Dari sini kita pahami bahwasanya tidak mengapa seseorang mencari harta, bahkan dalil-dali di atas merupakan dalil anjuran untuk berusaha. Terlebih lagi kalau harta yang kita miliki tersebut kita gunakan untuk dakwah di jalan Allah Azza wa jalla ,pendidikan Islam, membangun masjid, dan sarana prasarana yang menunjang kegiatas umat Islam, maka tentu pahalanya sangat luar biasa.
7. Keutamaan orang kaya.
Rasulullah Shalallahu 'alaihi wa sallam telah bersabda yang disebutkan dalam hadits yang sahih, “Sebaik-baik harta adalah harta yang dimiliki oleh hamba yang salih (baik).” (HR. Ahmad no. 17798)
Jika harta dimiliki oleh orang salih, maka itulah sebaik-baik harta. Alasannya adalah karena orang tersebut akan menyalurkan hartanya kepada hal-hal yang dicintai oleh Allah Azza wa jalla.
Terlalu banyak dalil-dalil baik dari Alquran dan sunnah yang memerintahkan seseorang untuk berinfaq. Dan anjuran berinfaq tersebut secara otomatis menunjukkan bahwa pentingnya untuk menjadi orang kaya, karena jika seseorang tidak kaya, maka bagaimana bisa dia berinfaq? Di antara firman Allah Azza wa jalla yang memerintahkan untuk berinfaq antara lain, “Perumpamaan (nafkah yang dikeluarkan oleh) orang-orang yang menafkahkan hartanya di jalan Allah adalah serupa dengan sebutir benih yang menumbuhkan tujuh bulir, pada tiap-tiap bulir seratus biji. Allah melipat gandakan (ganjaran) bagi siapa yang Dia kehendaki. Dan Allah Maha Luas (karunia-Nya) lagi Maha Mengetahui.” (QS. Al-Baqarah : 261)

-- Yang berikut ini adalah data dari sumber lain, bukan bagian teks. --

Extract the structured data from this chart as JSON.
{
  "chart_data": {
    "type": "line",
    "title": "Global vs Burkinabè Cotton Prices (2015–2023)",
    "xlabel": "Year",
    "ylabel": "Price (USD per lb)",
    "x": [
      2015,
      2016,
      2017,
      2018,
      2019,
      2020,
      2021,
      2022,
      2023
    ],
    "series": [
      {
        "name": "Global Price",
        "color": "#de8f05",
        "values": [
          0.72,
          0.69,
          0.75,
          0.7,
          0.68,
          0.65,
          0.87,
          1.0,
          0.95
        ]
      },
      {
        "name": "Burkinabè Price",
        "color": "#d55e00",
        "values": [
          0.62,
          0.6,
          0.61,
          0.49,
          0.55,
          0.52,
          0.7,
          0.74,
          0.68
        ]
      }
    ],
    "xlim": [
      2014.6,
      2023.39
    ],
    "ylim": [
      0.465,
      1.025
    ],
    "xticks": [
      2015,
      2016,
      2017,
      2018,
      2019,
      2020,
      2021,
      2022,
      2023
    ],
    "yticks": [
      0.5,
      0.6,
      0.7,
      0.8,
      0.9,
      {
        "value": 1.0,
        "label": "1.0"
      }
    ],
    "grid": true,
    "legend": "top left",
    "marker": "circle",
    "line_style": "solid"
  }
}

“Berangkatlah kamu baik dalam keadaan merasa ringan maupun berat, dan berjihadlah kamu dengan harta dan dirimu di jalan Allah. Yang demikian itu adalah lebih baik bagimu, jika kamu mengetahui.” (QS. At-Taubah : 41)
Kebanyakan ayat di dalam Alquran tatkala menyebutkan tentang jihad, Allah Azza wa jalla mendahulukan penyebutan jihad dengan harta daripada jihad dengan jiwa (diri), kecuali hanya sedikit ayat yang didahulukan penyebutan jihad dengan jiwa daripada jihad dengan harta. Tidak setiap saat seseorang bisa berjihad dengan jiwanya, akan tetapi berjihad dengan harta bisa dilakukan setiap saat oleh seseorang.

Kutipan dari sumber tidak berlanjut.